Test avoidanceBEDROCK-TEST items identified but not run despite having toolsRun the tests you can run. “Not performed” is a cop-out when you have tool access. See bedrock-test obligation.
Frame importingEvaluating on standards the subject doesn’t claim to meetEvaluate on the subject’s own terms first. THEN question whether those terms are right. Earn the frame shift.

When ARAW Fails

If producing same findings repeatedly -> check for fish in dreams (expecting a specific answer) If explanations don’t fit -> check for red herring If confusion when approaching -> check for smokescreen

Try: go deeper, reframe the question, or use /spd to find what space you’re missing.


Saving Output

Output is NOT auto-saved.
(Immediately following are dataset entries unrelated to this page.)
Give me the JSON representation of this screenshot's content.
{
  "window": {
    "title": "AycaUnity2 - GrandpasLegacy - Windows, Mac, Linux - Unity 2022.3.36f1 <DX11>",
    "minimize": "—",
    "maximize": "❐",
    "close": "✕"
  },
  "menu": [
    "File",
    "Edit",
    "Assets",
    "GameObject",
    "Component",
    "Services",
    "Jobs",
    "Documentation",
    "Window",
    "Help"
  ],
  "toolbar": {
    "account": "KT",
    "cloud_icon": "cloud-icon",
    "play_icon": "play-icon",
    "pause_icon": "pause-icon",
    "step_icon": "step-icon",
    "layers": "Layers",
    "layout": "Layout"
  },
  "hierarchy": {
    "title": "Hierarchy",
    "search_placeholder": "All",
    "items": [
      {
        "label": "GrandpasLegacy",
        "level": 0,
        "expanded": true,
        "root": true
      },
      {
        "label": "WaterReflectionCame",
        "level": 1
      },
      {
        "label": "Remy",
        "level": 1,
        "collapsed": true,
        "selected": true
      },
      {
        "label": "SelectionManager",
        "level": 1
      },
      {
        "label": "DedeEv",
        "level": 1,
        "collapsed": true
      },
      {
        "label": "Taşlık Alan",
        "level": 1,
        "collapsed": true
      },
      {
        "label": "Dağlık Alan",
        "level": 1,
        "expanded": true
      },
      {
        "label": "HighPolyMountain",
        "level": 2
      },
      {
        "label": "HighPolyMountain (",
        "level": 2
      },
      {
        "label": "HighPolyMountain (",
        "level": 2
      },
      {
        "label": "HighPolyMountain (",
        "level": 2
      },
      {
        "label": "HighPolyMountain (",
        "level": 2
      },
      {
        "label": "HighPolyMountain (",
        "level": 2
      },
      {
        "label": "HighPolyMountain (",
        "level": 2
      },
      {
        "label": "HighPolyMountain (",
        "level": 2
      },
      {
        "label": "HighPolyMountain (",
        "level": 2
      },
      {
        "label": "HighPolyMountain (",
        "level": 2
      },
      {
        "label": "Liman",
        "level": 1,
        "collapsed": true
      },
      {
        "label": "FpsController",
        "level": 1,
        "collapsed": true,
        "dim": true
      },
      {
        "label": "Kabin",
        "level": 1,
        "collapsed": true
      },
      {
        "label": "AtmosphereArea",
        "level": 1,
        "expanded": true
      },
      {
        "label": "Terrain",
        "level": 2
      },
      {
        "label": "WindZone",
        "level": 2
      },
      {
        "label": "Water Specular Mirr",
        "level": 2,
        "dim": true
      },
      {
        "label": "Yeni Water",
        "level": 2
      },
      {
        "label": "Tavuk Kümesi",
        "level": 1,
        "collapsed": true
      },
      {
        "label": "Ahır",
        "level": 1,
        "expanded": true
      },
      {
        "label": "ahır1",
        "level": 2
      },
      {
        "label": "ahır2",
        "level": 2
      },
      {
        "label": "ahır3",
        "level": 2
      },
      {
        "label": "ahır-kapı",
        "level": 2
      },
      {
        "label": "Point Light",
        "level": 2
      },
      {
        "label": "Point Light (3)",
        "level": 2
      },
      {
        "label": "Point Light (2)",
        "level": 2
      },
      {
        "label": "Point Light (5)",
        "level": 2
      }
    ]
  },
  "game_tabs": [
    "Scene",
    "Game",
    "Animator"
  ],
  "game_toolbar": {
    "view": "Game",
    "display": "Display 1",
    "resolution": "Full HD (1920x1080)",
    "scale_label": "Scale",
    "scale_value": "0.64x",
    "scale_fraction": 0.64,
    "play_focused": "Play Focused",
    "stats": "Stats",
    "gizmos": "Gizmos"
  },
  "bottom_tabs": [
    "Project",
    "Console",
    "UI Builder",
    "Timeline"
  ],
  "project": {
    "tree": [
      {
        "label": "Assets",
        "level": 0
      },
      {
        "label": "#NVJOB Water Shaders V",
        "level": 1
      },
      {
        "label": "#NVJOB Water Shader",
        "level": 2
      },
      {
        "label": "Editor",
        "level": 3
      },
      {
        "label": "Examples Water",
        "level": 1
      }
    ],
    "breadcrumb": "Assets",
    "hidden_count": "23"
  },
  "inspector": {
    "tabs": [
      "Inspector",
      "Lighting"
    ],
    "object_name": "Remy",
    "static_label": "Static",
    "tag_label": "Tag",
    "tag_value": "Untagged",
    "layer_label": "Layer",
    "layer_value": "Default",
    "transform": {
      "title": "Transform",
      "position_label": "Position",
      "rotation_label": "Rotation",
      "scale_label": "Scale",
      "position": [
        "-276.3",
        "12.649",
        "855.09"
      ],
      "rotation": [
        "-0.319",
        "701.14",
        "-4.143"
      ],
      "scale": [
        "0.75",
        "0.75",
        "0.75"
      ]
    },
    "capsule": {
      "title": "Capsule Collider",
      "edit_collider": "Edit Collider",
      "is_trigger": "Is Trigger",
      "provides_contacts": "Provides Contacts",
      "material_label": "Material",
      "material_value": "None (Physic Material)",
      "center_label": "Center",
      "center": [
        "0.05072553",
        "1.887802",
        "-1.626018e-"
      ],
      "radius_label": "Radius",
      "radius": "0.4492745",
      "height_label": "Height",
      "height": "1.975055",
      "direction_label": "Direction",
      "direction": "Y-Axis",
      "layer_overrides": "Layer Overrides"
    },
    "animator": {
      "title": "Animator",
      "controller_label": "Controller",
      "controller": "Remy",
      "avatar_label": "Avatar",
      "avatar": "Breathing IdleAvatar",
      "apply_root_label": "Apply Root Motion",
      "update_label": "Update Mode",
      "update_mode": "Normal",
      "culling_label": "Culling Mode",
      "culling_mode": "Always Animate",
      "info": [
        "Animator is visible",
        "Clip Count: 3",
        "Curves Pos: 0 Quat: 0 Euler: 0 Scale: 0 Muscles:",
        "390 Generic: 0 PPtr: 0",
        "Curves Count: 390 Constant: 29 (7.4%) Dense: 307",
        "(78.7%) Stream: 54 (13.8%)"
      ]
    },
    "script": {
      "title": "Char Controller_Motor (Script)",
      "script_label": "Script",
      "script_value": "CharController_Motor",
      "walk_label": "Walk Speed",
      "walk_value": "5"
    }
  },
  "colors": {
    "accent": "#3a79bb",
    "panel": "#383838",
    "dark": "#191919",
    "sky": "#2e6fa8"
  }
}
If the user wants to save, they invoke /sf after the session.


Pre-Completion Check

  • All claims numbered (C1, C2, …) with types and VOI
  • All findings numbered (F1, F2, …) with classification
  • Depth floors met (claims, findings, tree levels, CRUX)
  • AR and AW explored with equal rigor
  • Every branch reaches bedrock (BEDROCK-TEST/LOGIC/OBSERVE/TENSION — not opinion)
  • ALL claims from Step 1 appear in registry (none dropped)
  • ALL findings from Phase 1 appear in registry (none dropped)
  • Verdicts derived from tree, not asserted
  • Synthesis introduces NO new findings — only references C-numbers and F-numbers
  • Alternatives derived from analysis, not asserted from thin air (each cites F-numbers)
  • At least one uncomfortable finding
  • Foreclosures and costs explicitly identified (not just positives)
  • Weakest links identified with F-numbers
  • Testable predictions reference specific F-numbers
  • Validation bias check: If >80% of claims VALIDATED, go back and test harder. At least 20% should be REJECTED or genuinely UNCERTAIN.
  • Unconventional check: At least 1 AW branch explored a genuinely unconventional alternative
  • Cheerleading check: If every AR finding is positive, you missed the costs. Go back.
  • Softness check: If >50% of AW claims SURVIVED, either the claim is robust or you were too soft
  • Source contamination check: If >70% of verdicts match source material’s own conclusions, you transcribed instead of stress-tested. Find 3 independent disagreements.
  • Comfortable rejection check: Are ALL rejected claims peripheral? If nothing load-bearing was rejected, either the core is genuinely robust (explain why) or you protected it.
  • Live testing check: At 8x+, did you run the minimum required live tests? “BEDROCK-TEST: not performed” is only valid when you genuinely can’t run the test.
  • Frame check: Did you evaluate the subject on its own terms before applying external standards?
  • Self-evaluation check (when applicable): Did you use your own current behavior as evidence? Did you name the fox-henhouse problem?